Quant à la demande en paiement de dommages et intérêts pour procédure vexatoire et abusive Il est de principe que l’exercice d’une action en justice, voire d’une voie de recours, ne dégénère en faute pouvant justifier l’allocation de dommages- intérêts sur le fondement de l’article 6- 1 du Code civil que s’il constitue un acte de malice ou de mauvaise foi ou, au moins, une erreur grossière équipollente au dol, ou si le demandeur a agi avec une légèreté blâmable. Une telle faute n’ayant pas été démontrée dans le chef de la société SOC1.) , la demande de A.) est à déclarer non fondée.

8 Quant aux indemnités de procédure

La partie condamnée aux frais et dépens de l’instance ne pouvant bénéficier des dispositions de l’article 240 du Nouveau code de procédure civile, il n’y a pas lieu de faire droit à la demande de la société SOC1.) en allocation d’une indemnité de procédure ni pour la première instance ni pour l’instance d’appel. Eu égard à l’issue du litige, il n’y a pas non plus lieu de la décharger de la condamnation prononcée contre elle de ce chef en première instance.

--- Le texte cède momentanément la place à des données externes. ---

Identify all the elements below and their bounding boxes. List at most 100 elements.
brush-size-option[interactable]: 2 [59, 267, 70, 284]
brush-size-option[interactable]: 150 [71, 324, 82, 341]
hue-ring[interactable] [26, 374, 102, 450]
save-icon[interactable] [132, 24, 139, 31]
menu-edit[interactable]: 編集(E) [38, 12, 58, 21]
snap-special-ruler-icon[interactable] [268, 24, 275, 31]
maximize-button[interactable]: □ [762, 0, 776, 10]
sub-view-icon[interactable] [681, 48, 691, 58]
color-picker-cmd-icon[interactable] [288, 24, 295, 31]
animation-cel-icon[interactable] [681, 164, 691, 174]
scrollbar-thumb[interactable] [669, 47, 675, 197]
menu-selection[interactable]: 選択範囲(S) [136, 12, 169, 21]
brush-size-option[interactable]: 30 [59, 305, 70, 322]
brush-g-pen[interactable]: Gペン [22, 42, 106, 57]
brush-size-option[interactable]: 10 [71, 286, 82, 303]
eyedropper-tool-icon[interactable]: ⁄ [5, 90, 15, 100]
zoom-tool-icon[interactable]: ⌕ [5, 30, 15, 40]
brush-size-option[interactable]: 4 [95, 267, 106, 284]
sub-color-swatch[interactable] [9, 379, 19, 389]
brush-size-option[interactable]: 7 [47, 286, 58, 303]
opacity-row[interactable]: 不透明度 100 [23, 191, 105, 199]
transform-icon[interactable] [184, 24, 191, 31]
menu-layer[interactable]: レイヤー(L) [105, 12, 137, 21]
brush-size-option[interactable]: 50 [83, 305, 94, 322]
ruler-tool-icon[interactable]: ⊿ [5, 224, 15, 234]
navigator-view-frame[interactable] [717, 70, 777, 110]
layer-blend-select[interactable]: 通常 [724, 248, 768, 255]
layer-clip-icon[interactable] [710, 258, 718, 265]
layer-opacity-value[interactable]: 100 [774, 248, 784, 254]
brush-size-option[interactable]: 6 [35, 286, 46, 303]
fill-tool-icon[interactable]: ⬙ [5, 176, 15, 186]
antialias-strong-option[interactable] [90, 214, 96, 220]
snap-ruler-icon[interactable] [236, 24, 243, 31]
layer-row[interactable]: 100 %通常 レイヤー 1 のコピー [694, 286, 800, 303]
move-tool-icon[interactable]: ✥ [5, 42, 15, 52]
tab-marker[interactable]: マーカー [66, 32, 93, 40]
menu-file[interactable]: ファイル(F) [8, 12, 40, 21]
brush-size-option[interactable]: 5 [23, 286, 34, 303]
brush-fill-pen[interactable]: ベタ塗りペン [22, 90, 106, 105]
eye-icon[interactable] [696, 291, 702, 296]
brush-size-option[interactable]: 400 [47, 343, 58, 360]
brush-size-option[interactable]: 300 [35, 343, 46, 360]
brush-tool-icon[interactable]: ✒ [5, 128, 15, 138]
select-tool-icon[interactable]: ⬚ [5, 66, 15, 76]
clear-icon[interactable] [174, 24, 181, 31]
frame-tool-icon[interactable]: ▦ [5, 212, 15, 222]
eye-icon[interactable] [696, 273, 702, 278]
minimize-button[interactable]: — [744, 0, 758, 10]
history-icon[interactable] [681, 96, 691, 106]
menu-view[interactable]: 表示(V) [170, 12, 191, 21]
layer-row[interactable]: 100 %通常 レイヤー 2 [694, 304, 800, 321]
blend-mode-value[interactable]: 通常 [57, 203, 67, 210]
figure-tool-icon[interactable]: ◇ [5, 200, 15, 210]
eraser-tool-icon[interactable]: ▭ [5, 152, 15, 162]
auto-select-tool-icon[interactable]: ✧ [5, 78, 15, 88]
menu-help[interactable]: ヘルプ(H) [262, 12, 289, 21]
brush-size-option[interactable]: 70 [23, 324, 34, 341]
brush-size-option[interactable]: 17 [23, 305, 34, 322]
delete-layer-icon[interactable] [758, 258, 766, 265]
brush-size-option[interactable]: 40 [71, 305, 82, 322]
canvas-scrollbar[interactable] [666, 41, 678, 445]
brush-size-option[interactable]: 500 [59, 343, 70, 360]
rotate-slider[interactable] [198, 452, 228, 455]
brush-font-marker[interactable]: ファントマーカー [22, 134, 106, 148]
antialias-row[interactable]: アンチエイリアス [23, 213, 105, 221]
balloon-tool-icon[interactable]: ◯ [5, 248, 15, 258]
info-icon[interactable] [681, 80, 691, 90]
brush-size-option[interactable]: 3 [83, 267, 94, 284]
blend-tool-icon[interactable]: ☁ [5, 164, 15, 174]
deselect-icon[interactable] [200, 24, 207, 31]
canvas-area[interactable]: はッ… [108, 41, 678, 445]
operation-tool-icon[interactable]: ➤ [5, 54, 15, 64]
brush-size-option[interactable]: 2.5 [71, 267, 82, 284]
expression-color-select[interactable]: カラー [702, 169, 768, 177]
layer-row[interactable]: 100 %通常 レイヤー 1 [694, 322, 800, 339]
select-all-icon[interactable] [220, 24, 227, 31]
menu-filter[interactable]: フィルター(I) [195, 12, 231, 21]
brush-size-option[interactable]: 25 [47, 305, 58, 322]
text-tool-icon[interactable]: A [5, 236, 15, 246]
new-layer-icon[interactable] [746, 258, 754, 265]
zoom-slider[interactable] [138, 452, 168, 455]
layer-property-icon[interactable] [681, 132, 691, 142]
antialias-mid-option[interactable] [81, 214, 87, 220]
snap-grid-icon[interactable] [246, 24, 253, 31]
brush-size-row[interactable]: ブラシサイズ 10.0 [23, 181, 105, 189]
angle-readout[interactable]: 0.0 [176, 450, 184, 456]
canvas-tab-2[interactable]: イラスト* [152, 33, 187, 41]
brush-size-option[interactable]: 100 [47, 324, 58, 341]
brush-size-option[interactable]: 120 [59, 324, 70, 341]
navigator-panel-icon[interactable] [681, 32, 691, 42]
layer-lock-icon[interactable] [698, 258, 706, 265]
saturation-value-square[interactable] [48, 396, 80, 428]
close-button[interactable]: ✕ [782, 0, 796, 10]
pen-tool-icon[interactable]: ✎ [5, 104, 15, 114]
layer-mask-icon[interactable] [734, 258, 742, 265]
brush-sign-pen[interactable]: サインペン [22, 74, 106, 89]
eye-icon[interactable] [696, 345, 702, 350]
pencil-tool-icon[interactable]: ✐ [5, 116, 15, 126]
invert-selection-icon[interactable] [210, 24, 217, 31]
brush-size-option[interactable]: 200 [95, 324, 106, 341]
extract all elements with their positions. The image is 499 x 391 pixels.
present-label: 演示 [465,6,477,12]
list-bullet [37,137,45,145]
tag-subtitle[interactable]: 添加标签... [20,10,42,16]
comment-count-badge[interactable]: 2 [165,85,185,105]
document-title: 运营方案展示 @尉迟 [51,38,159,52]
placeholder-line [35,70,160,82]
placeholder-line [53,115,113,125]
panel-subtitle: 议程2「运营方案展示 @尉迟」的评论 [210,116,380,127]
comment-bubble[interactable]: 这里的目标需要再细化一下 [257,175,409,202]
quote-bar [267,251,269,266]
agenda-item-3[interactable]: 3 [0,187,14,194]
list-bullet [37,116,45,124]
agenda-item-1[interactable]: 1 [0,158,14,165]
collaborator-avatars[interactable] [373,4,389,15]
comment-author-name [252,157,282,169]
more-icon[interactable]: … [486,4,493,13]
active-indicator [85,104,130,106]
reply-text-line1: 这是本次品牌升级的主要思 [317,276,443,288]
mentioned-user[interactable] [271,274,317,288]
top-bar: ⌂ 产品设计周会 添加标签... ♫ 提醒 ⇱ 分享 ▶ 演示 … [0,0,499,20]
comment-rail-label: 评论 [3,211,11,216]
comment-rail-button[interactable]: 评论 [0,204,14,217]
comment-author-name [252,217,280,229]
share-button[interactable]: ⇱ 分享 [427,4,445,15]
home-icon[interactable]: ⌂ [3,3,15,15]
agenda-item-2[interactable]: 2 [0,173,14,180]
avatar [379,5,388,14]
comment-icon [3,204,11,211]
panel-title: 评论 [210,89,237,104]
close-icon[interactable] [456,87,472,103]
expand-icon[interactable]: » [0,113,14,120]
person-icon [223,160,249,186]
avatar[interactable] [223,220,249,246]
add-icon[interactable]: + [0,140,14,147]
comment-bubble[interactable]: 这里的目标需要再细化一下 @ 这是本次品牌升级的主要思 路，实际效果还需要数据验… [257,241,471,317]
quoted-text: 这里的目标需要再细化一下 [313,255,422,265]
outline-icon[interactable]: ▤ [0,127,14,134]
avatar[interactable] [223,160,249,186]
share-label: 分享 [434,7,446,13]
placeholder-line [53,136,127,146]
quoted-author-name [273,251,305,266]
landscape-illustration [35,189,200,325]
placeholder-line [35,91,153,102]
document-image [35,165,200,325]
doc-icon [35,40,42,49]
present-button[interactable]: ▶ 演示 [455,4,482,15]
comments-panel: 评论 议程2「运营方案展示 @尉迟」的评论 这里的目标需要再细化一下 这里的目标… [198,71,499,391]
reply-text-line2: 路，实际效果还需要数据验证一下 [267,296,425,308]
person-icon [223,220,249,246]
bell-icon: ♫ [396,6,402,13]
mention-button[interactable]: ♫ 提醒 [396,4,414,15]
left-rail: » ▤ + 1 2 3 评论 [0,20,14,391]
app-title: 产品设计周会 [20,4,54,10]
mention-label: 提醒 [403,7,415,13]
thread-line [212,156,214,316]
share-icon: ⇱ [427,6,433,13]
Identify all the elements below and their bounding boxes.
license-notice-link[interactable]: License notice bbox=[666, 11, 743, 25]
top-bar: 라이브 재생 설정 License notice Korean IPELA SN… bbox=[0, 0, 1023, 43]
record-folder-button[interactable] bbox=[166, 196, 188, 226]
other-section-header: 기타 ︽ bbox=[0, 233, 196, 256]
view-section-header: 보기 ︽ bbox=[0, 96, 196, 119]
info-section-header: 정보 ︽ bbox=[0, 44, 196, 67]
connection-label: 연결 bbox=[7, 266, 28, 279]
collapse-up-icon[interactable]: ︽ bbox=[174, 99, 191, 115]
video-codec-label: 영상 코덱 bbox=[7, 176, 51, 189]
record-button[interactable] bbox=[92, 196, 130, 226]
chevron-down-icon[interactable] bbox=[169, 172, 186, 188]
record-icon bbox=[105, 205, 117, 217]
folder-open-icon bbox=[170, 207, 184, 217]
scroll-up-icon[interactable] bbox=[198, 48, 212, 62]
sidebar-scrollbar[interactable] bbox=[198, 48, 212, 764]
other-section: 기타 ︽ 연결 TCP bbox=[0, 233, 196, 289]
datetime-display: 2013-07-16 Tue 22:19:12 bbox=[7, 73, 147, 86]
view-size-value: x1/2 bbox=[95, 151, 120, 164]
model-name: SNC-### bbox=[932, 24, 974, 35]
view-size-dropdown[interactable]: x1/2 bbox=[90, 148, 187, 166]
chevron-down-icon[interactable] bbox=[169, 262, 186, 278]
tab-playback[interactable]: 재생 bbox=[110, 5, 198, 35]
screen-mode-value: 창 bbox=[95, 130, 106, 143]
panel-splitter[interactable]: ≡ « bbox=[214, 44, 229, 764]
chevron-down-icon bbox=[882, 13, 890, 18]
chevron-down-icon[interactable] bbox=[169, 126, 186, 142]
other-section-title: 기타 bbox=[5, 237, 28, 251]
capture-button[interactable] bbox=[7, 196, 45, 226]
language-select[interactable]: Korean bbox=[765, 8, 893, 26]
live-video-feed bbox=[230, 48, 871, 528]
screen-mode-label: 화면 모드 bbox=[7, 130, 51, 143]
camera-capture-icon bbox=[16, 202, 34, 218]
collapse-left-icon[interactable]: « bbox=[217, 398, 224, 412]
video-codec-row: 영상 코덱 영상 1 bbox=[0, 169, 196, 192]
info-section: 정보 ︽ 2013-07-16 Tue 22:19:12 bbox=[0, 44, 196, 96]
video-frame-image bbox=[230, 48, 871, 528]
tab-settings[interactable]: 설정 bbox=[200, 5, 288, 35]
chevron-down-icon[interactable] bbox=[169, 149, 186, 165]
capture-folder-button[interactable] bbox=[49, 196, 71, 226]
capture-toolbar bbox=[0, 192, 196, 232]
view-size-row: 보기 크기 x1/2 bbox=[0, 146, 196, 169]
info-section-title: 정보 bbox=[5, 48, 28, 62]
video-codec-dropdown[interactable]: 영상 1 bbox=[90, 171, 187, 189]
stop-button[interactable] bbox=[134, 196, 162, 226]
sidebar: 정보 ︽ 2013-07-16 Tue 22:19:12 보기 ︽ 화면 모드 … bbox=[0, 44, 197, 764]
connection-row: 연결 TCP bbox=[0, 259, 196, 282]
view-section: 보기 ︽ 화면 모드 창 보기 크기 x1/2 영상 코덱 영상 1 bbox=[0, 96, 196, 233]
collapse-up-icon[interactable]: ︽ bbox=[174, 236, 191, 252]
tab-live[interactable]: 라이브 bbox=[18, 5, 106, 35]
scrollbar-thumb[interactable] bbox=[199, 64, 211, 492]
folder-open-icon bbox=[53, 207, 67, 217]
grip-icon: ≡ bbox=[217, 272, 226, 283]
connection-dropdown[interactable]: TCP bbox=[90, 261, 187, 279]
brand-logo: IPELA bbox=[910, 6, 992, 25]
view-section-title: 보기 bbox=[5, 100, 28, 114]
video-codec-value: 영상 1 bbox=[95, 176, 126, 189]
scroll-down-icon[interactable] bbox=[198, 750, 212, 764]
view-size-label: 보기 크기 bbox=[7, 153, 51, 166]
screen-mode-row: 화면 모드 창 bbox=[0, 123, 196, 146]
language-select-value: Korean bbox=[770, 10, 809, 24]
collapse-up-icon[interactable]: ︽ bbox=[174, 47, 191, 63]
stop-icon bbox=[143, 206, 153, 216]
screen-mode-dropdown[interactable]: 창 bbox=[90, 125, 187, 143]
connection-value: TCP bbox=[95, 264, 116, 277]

En effet, c’est à bon droit que la juridiction de première instance a alloué une indemnité de procédure de 1.000,- EUR à A.) en première instance et sa demande en allocation d’une indemnité de procédure pour l’instance d’appel est à déclarer fondée à concurrence de 1.000, – EUR, alors qu’il serait inéquitable de laisser à sa charge l’intégralité des frais qu’elle a dû exposer pour obtenir gain de cause.

PAR CES MOTIFS :

la Cour d’appel, huitième chambre, siégeant en matière de droit du travail, statuant contradictoirement, sur le rapport du magistrat de la mise en état,

statuant en continuation de l’arrêt du 31 mai 2018,

dit l’appel partiellement fondé,

réformant,

dit la demande de A.) fondée à concurrence de (357,25 + 2.300,44 + 569,09) 3.226,78 EUR,

partant condamne la société à responsabilité limitée SOC1.) à payer à A.) le montant de 3.226,78 EUR avec les intérêts légaux sur le montant de 357,25 EUR à partir du 28 avril 2015 et sur le montant de 2.869,53 EUR à partir du 24 septembre 2015 jusqu’à solde ,

confirme le jugement entrepris pour le surplus,

dit la demande de A.) en paiement de dommages et intérêts pour procédure vexatoire et abusive non fondée, partant en déboute,

dit la demande de la société à responsabilité limitée SOC1.) en allocation d’une indemnité de procédure pour l’instance d’appel non fondée, partant en déboute,

condamne la société à responsabilité limitée SOC1.) à payer à A.) le montant de 1.000,- EUR sur base de l’article 240 du Nouveau code de procédure civile,

condamne la société à responsabilité limitée SOC1.) aux frais et dépens de l’instance.

9 La lecture de cet arrêt a été faite à l’audience publique indiquée ci-dessus par Lotty PRUSSEN, président de chambre, en présence du greffier Alain BERNARD.